PASSER Ivan (1933-_)

Intimni osvetleni (Iluminación íntima) (1965: 7.0)

Iluminación íntima es una de las películas más relajadas que he visto nunca. Del mismo año, la encrespada e intensa La caza de Saura sería su perfecto contrapunto. Aunque acaso los objetivos de Saura y Passer, curiosamente, no fuesen tan distintos. 

El joven checo Ivan Passer dirigió Iluminación íntima con la idea de ilustrar el absurdo vital, la frescura juvenil y ciertos gestos de rebeldía tan locuaces como inútiles. Algo así viene a decir Fran Benavente en un estupendo texto incluido en los extras del DVD. Para una introducción a la película, basta con ver tres minutos en youtube.

Iluminación íntima es risueña y traía nuevos vientos a las cinematografías comunistas. La mayor parte de la película parece, en su “plot” y narración, bastante insustancial, incluso irrelevante. Pero seguramente eso es lo que quiso materializar Ivan Passer. Mi hermana, que dormía en el sofá tras una hora de película, se despierta y me pregunta: “¿Qué ha pasado en la peli?” Yo le respondo: “Pues nada”. Y no creo haber mentido.

El fin de semana en el campo de estos músicos (Zdenek Bezusek y Karel Blazek) que ponen ladrillos, se enfadan con las gallinas, comen y se emborrachan, y de esa chica guapísima con corte a la moda (la Sofia Loren checa: Vera Kresadlová) que tontea con el tonto del pueblo, juega con el gato y se ríe sin motivo es el fin de semana de gentes que se conforman con sus vidas tal y como son. Personas que acaso fuesen felices así. No le pidamos peras a los olmos.

La ironía se detecta desde el primer minuto. Como en los chistes de Forges, se combina la formalidad seria y burocrática de los artistas con las ganas locas de ser informales y absurdos, sacar la lengua, jugar con los niños, correr por el campo. En los años noventa, directores como Kusturica retomaron esa tendencia tan europea pero acrecentando el componente de humor negro. En Iluminación íntima, como en Trenes rigurosamente vigilados (1966), el humor es más bien blanco, aunque ciertamente el film de Menzel alcance mayor hondura y solidez que el de Passer.

La influencia de la Nouvelle Vague en este nuevo cine checo es indudable.
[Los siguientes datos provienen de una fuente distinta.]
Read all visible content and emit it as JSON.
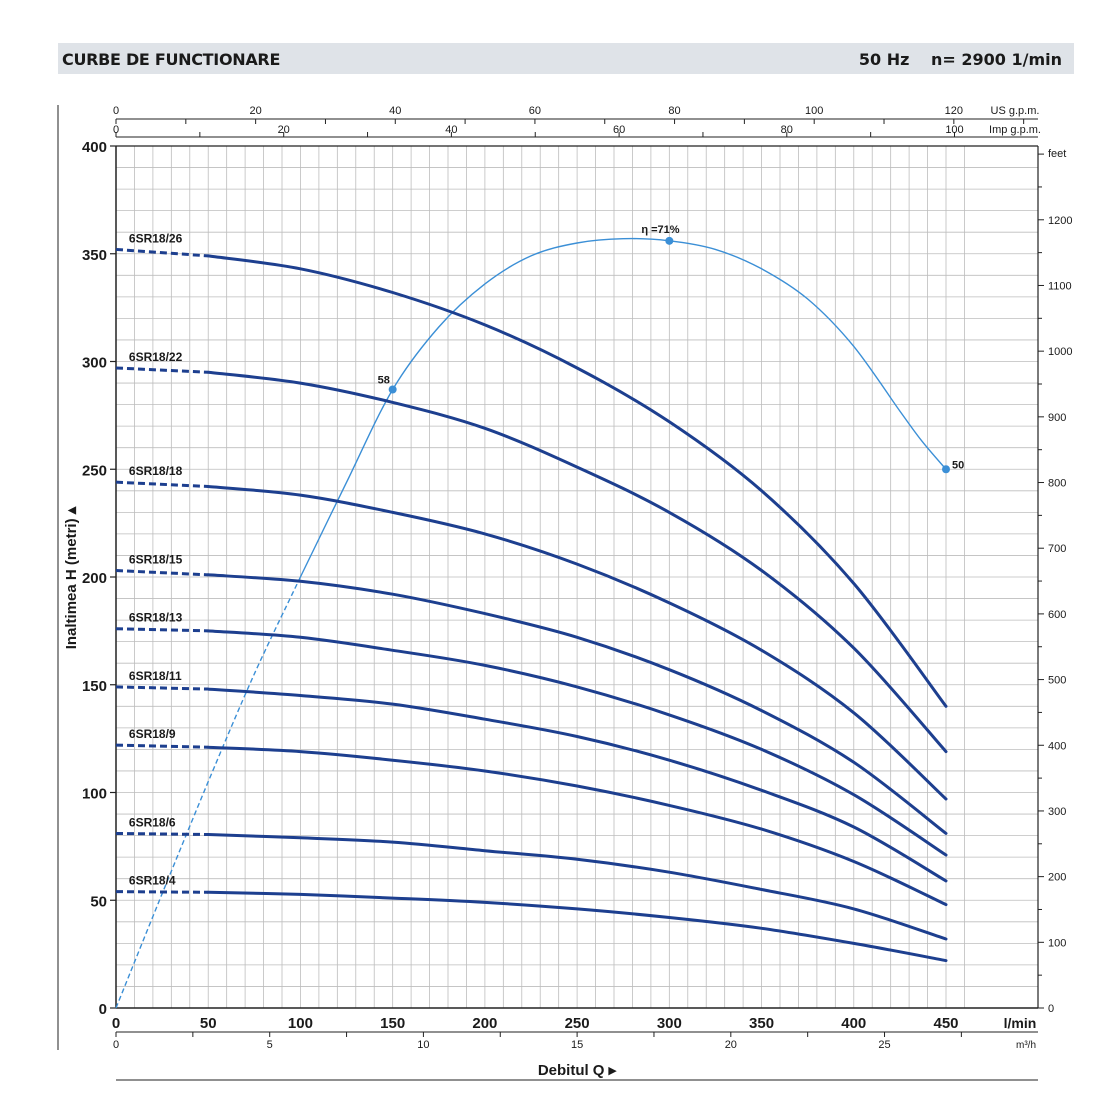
{
  "header": {
    "title": "CURBE DE FUNCTIONARE",
    "frequency": "50 Hz",
    "speed": "n= 2900  1/min"
  },
  "chart_data": {
    "type": "line",
    "title": "",
    "xlabel": "Debitul Q",
    "ylabel": "Inaltimea H (metri)",
    "x_unit": "l/min",
    "xlim": [
      0,
      470
    ],
    "ylim": [
      0,
      400
    ],
    "x_ticks": [
      0,
      50,
      100,
      150,
      200,
      250,
      300,
      350,
      400,
      450
    ],
    "y_ticks": [
      0,
      50,
      100,
      150,
      200,
      250,
      300,
      350,
      400
    ],
    "grid": true,
    "secondary_axes": {
      "us_gpm": {
        "label": "US g.p.m.",
        "ticks": [
          0,
          20,
          40,
          60,
          80,
          100,
          120
        ]
      },
      "imp_gpm": {
        "label": "Imp g.p.m.",
        "ticks": [
          0,
          20,
          40,
          60,
          80,
          100
        ]
      },
      "m3h": {
        "label": "m³/h",
        "ticks": [
          0,
          5,
          10,
          15,
          20,
          25
        ]
      },
      "feet": {
        "label": "feet",
        "ticks": [
          0,
          100,
          200,
          300,
          400,
          500,
          600,
          700,
          800,
          900,
          1000,
          1100,
          1200
        ]
      }
    },
    "series": [
      {
        "name": "6SR18/26",
        "x": [
          0,
          50,
          100,
          150,
          200,
          250,
          300,
          350,
          400,
          450
        ],
        "y": [
          352,
          349,
          343,
          332,
          317,
          297,
          272,
          240,
          197,
          140
        ]
      },
      {
        "name": "6SR18/22",
        "x": [
          0,
          50,
          100,
          150,
          200,
          250,
          300,
          350,
          400,
          450
        ],
        "y": [
          297,
          295,
          290,
          281,
          269,
          251,
          230,
          203,
          167,
          119
        ]
      },
      {
        "name": "6SR18/18",
        "x": [
          0,
          50,
          100,
          150,
          200,
          250,
          300,
          350,
          400,
          450
        ],
        "y": [
          244,
          242,
          238,
          230,
          220,
          206,
          188,
          166,
          137,
          97
        ]
      },
      {
        "name": "6SR18/15",
        "x": [
          0,
          50,
          100,
          150,
          200,
          250,
          300,
          350,
          400,
          450
        ],
        "y": [
          203,
          201,
          198,
          192,
          183,
          172,
          157,
          138,
          114,
          81
        ]
      },
      {
        "name": "6SR18/13",
        "x": [
          0,
          50,
          100,
          150,
          200,
          250,
          300,
          350,
          400,
          450
        ],
        "y": [
          176,
          175,
          172,
          166,
          159,
          149,
          136,
          120,
          99,
          71
        ]
      },
      {
        "name": "6SR18/11",
        "x": [
          0,
          50,
          100,
          150,
          200,
          250,
          300,
          350,
          400,
          450
        ],
        "y": [
          149,
          148,
          145,
          141,
          134,
          126,
          115,
          101,
          84,
          59
        ]
      },
      {
        "name": "6SR18/9",
        "x": [
          0,
          50,
          100,
          150,
          200,
          250,
          300,
          350,
          400,
          450
        ],
        "y": [
          122,
          121,
          119,
          115,
          110,
          103,
          94,
          83,
          68,
          48
        ]
      },
      {
        "name": "6SR18/6",
        "x": [
          0,
          50,
          100,
          150,
          200,
          250,
          300,
          350,
          400,
          450
        ],
        "y": [
          81,
          80.5,
          79,
          77,
          73,
          69,
          63,
          55,
          46,
          32
        ]
      },
      {
        "name": "6SR18/4",
        "x": [
          0,
          50,
          100,
          150,
          200,
          250,
          300,
          350,
          400,
          450
        ],
        "y": [
          54,
          53.7,
          52.7,
          51,
          49,
          46,
          42,
          37,
          30,
          22
        ]
      }
    ],
    "efficiency_curve": {
      "x": [
        0,
        25,
        50,
        75,
        100,
        125,
        150,
        175,
        200,
        225,
        250,
        275,
        300,
        325,
        350,
        375,
        400,
        425,
        437,
        450
      ],
      "y": [
        0,
        53,
        105,
        155,
        200,
        244,
        287,
        316,
        336,
        349,
        355,
        357,
        356,
        352,
        343,
        329,
        307,
        277,
        263,
        250
      ],
      "markers": [
        {
          "label": "58",
          "x": 150,
          "y": 287
        },
        {
          "label": "η =71%",
          "x": 300,
          "y": 356
        },
        {
          "label": "50",
          "x": 450,
          "y": 250
        }
      ]
    }
  }
}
Desde los peinados y las gafas de sol al entusiasmo juvenil y amoroso: ese besarse los pies, tan bonito. Desde la despreocupación narrativa hasta los apuntes anti-dramáticos. Todo era ligero y jovial en este cine; al tiempo que se sugería una apatía existencial y una cierta decepción con la sociedad y la política. Iluminación íntima es pequeña, modesta, breve y anti-épica. Un feliz (si bien, en efecto, algo insustancial) descubrimiento.